Também não está claro qual teria sido a consistência original do cosmético – fluida ou mais sólida, disse Vidale.
“A forma delgada e a espessura limitada do frasco sugerem que ele poderia ter sido convenientemente segurado com uma mão junto com a alça de um espelho de cobre/bronze, deixando a outra mão livre para usar um pincel ou outro tipo de aplicador”, escreveram os autores do estudo, citando um antigo papiro egípcio datado do século 12 a.C. que retrata uma jovem pintando os lábios dessa forma como exemplo.
O artefato estava entre milhares de itens desenterrados em tumbas e sepulturas da Idade do Bronze na região de Jiroft, no Irã.
As sepulturas – parte de um antigo reino conhecido como Marhasi – foram expostas e desalojadas em 2001, quando um rio inundou, após o que o seu precioso conteúdo foi saqueado e vendido pelos habitantes locais. Muitos itens de pedra e cobre, incluindo o frasco, foram posteriormente recuperados pelas forças de segurança iranianas.
O frasco está guardado no Museu Arqueológico Nacional de Jiroft, onde a equipe coletou amostras.
“Como um raio inesperado, esta civilização foi descoberta quando uma inundação desastrosa atingiu os seus antigos cemitérios, expondo todos os tipos de tesouros arqueológicos”, disse Vidale.
“Agora a região está bem protegida, mas foram causados sérios danos”, acrescentou. “O que sabemos hoje é que esta era uma civilização avançada, semelhante à da Mesopotâmia, um ator importante no comércio de longa distância e em empreendimentos militares, que usava o seu próprio sistema de escrita e era governada por grandes cidades e governantes poderosos e autoritários.

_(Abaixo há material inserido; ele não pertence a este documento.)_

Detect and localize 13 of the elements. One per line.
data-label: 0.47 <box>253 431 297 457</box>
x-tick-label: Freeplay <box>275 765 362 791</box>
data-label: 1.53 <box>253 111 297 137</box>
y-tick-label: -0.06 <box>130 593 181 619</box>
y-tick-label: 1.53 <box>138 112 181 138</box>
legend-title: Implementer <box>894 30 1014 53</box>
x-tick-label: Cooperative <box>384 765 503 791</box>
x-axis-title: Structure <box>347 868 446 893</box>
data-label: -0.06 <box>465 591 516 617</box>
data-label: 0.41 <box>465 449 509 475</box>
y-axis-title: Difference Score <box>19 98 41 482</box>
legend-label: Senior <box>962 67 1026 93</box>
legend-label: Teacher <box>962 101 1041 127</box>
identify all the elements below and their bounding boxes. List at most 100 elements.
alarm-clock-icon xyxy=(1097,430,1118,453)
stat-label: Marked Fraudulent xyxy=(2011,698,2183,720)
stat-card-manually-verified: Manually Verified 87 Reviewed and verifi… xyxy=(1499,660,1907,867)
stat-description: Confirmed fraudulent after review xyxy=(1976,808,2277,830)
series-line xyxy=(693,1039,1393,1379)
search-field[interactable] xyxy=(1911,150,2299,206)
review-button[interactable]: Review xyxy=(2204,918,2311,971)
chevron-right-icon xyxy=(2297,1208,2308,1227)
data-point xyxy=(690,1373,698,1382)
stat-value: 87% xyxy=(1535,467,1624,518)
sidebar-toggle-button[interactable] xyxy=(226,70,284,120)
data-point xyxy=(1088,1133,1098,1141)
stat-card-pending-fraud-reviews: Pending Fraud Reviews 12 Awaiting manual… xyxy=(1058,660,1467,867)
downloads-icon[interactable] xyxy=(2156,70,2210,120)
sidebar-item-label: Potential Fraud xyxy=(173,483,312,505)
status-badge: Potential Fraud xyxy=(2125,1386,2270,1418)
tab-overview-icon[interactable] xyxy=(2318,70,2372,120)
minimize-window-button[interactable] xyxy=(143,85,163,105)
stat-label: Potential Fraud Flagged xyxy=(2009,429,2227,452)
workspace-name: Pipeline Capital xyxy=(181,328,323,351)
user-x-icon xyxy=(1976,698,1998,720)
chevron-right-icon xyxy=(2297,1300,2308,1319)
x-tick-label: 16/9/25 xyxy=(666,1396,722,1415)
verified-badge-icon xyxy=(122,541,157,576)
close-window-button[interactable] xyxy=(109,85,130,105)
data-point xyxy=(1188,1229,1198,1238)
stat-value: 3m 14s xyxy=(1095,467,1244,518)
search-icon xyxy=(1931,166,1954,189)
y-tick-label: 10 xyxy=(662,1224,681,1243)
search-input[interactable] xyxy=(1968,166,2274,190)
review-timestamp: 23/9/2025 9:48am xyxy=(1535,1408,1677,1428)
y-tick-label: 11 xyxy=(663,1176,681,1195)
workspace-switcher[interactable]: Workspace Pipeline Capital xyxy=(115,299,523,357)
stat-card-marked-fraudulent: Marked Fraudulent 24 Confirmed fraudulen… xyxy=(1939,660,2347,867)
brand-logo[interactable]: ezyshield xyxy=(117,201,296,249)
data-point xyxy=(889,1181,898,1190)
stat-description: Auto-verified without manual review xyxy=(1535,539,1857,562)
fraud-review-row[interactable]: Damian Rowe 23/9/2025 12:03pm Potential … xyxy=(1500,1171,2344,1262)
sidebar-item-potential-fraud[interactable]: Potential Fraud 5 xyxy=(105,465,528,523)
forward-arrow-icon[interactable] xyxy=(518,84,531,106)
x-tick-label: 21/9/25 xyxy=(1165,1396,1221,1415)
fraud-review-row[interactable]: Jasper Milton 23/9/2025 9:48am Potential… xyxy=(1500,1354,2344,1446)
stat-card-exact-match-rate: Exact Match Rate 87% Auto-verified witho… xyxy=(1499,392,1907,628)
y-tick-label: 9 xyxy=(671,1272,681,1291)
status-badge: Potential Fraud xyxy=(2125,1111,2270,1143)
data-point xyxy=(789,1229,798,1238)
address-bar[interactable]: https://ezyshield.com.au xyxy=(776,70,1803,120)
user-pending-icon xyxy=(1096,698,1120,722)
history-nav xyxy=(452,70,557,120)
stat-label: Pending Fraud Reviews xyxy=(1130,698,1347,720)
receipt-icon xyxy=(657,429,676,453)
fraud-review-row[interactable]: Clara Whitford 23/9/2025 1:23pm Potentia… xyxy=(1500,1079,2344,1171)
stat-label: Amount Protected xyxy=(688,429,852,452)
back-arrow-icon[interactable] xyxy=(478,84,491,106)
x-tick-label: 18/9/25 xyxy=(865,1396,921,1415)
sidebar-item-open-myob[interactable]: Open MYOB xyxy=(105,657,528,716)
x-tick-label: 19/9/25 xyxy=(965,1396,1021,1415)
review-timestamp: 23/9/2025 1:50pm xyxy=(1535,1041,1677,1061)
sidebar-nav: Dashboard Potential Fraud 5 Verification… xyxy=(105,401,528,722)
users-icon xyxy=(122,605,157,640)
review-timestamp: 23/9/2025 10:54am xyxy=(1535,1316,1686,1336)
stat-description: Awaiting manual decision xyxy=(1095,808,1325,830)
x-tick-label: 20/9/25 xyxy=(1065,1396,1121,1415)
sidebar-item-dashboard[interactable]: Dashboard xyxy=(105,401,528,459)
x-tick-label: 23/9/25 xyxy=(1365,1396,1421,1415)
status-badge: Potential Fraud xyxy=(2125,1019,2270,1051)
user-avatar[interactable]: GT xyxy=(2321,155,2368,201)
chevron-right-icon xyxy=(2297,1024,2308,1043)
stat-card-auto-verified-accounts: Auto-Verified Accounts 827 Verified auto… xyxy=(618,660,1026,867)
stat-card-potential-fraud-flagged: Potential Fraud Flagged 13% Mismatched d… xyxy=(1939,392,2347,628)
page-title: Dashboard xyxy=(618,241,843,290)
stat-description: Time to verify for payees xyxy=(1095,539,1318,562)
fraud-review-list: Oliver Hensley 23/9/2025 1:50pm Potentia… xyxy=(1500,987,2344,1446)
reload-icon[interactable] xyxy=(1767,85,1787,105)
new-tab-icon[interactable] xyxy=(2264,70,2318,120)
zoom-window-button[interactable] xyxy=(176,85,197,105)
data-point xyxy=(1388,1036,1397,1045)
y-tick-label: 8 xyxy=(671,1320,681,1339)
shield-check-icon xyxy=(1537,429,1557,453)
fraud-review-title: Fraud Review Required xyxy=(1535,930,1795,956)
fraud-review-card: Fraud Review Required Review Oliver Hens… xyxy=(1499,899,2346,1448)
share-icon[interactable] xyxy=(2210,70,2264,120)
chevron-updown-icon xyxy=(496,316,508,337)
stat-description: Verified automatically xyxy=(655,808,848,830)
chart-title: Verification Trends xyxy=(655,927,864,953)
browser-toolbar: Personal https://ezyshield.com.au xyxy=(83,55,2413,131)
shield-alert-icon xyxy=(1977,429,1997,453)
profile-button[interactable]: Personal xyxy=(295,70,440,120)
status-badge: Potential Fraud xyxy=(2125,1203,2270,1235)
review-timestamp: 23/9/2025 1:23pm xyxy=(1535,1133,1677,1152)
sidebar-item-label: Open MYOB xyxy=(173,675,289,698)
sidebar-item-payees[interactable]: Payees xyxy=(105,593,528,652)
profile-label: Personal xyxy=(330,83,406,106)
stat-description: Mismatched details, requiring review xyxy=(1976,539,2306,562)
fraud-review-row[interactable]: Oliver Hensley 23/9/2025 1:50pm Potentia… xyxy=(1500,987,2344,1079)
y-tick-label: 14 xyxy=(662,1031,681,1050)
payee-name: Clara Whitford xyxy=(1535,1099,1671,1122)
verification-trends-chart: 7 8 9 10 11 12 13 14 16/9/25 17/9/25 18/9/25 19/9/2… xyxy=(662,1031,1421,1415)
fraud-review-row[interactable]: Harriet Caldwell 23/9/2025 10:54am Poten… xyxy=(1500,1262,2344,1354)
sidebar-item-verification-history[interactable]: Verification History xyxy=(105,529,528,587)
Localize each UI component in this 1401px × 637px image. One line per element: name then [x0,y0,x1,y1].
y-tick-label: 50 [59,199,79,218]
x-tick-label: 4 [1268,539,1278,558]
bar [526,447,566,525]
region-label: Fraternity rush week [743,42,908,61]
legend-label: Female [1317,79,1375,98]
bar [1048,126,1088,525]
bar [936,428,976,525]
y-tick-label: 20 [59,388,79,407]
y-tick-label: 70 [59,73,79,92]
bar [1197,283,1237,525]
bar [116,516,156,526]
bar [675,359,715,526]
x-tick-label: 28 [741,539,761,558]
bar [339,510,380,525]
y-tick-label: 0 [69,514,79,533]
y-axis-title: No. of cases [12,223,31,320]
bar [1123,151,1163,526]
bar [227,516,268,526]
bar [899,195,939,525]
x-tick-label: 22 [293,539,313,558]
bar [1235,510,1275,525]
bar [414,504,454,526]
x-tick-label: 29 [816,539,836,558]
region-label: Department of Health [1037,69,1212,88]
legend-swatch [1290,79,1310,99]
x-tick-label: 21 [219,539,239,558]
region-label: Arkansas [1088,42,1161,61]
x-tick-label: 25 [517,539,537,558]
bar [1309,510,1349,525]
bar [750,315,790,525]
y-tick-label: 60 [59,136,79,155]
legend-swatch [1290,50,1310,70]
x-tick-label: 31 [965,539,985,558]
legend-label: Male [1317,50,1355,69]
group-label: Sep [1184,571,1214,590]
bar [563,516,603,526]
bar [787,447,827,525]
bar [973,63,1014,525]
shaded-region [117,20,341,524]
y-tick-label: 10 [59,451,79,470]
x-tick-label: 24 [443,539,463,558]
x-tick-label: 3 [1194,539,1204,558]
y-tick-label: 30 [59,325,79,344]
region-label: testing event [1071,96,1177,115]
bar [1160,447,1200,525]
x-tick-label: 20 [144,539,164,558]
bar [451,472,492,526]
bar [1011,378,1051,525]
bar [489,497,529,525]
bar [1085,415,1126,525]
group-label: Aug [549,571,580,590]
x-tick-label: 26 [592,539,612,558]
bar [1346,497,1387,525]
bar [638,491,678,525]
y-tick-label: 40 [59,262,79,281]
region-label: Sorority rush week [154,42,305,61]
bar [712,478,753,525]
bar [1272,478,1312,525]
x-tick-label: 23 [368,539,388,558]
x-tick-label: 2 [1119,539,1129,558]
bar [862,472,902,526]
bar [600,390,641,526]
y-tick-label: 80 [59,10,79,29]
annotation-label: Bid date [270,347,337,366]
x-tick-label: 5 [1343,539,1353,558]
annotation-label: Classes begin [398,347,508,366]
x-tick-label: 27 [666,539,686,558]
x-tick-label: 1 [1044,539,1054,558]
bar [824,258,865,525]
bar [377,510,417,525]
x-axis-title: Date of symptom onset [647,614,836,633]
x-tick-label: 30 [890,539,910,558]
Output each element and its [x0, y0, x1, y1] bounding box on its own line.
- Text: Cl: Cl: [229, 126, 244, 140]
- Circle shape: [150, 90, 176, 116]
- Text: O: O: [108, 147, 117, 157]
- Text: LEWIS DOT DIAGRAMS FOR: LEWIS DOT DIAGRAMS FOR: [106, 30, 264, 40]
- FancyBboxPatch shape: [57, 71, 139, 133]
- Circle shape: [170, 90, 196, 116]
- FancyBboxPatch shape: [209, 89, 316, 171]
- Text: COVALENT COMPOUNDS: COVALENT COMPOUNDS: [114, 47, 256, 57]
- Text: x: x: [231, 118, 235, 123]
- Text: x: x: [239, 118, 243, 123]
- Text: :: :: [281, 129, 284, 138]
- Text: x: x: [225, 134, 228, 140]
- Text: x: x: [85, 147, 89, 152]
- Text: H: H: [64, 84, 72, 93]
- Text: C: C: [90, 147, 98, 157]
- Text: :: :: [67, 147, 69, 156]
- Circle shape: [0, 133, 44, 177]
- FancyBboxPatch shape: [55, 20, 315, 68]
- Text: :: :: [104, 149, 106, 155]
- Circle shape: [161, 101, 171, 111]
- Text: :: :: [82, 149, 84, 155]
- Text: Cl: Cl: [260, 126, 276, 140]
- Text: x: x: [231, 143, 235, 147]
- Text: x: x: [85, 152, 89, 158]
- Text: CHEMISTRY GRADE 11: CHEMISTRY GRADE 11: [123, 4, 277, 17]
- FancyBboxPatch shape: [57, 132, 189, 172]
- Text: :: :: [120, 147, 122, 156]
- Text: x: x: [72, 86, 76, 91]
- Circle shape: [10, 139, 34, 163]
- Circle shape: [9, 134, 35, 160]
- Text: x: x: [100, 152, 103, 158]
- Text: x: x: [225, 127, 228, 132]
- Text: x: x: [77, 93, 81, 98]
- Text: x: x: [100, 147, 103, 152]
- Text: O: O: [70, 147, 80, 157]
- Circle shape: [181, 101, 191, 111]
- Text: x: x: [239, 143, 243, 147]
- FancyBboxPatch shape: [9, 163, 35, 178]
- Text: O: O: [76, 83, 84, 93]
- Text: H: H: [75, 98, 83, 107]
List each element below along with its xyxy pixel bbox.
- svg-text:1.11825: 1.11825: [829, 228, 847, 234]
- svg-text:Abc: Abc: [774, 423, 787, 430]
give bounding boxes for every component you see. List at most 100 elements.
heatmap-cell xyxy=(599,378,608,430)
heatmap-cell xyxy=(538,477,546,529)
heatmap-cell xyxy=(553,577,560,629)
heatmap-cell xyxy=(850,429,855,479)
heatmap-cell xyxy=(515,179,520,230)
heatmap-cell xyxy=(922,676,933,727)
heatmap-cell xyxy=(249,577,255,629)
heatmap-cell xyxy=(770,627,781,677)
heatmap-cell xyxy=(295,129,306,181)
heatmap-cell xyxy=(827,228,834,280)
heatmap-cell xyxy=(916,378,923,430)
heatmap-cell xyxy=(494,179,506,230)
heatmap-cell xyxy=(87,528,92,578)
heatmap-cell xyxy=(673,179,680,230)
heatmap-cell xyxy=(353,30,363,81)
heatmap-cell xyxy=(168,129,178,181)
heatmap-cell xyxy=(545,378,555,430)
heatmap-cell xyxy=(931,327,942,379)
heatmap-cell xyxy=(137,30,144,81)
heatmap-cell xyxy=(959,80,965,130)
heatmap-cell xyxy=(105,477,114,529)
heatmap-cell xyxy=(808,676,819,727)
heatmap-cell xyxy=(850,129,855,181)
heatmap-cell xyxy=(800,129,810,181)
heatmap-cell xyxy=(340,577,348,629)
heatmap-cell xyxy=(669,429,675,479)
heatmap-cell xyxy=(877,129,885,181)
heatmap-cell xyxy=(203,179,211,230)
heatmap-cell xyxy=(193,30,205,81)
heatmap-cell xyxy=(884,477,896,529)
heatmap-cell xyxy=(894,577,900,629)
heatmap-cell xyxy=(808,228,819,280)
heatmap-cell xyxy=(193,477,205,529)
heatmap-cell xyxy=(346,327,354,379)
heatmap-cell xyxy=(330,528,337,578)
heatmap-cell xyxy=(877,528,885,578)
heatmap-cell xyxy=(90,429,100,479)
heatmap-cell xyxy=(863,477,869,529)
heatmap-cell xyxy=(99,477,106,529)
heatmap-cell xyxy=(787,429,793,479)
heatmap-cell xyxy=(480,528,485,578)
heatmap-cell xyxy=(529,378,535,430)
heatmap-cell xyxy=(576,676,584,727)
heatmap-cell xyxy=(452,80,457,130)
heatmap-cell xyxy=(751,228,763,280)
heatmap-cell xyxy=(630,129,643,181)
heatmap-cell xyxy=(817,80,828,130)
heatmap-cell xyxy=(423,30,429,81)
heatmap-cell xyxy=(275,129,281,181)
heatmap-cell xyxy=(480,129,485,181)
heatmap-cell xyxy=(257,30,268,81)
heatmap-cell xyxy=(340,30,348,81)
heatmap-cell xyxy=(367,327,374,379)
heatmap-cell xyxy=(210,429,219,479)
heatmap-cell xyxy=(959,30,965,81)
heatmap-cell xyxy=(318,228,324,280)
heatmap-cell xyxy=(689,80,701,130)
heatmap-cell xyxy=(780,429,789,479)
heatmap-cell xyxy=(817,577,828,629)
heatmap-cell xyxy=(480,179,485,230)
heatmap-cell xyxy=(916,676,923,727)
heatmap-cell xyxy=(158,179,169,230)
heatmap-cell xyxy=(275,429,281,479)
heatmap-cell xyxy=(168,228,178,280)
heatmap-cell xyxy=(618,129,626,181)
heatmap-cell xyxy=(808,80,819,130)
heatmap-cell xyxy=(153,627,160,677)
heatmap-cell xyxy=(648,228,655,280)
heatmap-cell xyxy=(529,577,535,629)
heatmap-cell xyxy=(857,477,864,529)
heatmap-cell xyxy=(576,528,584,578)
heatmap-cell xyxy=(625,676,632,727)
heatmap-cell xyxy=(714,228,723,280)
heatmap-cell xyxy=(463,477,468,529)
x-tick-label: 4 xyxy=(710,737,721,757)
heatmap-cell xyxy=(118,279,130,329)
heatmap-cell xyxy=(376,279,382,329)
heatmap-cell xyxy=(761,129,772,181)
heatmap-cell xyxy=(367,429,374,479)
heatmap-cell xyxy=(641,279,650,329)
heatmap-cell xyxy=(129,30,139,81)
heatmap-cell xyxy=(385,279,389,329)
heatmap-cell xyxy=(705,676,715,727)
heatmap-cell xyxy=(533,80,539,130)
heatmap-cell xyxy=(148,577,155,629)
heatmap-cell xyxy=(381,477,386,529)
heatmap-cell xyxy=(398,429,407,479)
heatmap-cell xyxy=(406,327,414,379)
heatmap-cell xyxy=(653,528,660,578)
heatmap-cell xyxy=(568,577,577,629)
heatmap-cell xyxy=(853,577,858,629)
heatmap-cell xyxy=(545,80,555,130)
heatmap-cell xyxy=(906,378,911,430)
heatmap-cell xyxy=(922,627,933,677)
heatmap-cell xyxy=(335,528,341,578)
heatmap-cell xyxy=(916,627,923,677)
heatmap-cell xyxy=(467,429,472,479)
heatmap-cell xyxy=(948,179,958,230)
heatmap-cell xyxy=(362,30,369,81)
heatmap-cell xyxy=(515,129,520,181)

“O resto está emergindo lentamente de novas escavações.”
Não está claro quem teria usado o batom – ou em que contexto. “Até onde sabemos, os cosméticos eram regularmente depositados perto do rosto dos falecidos nos túmulos da época”, disse Vidale.
No entanto, dados os saques e a destruição das sepulturas, os investigadores não conseguiram relacionar o artefacto com restos humanos específicos.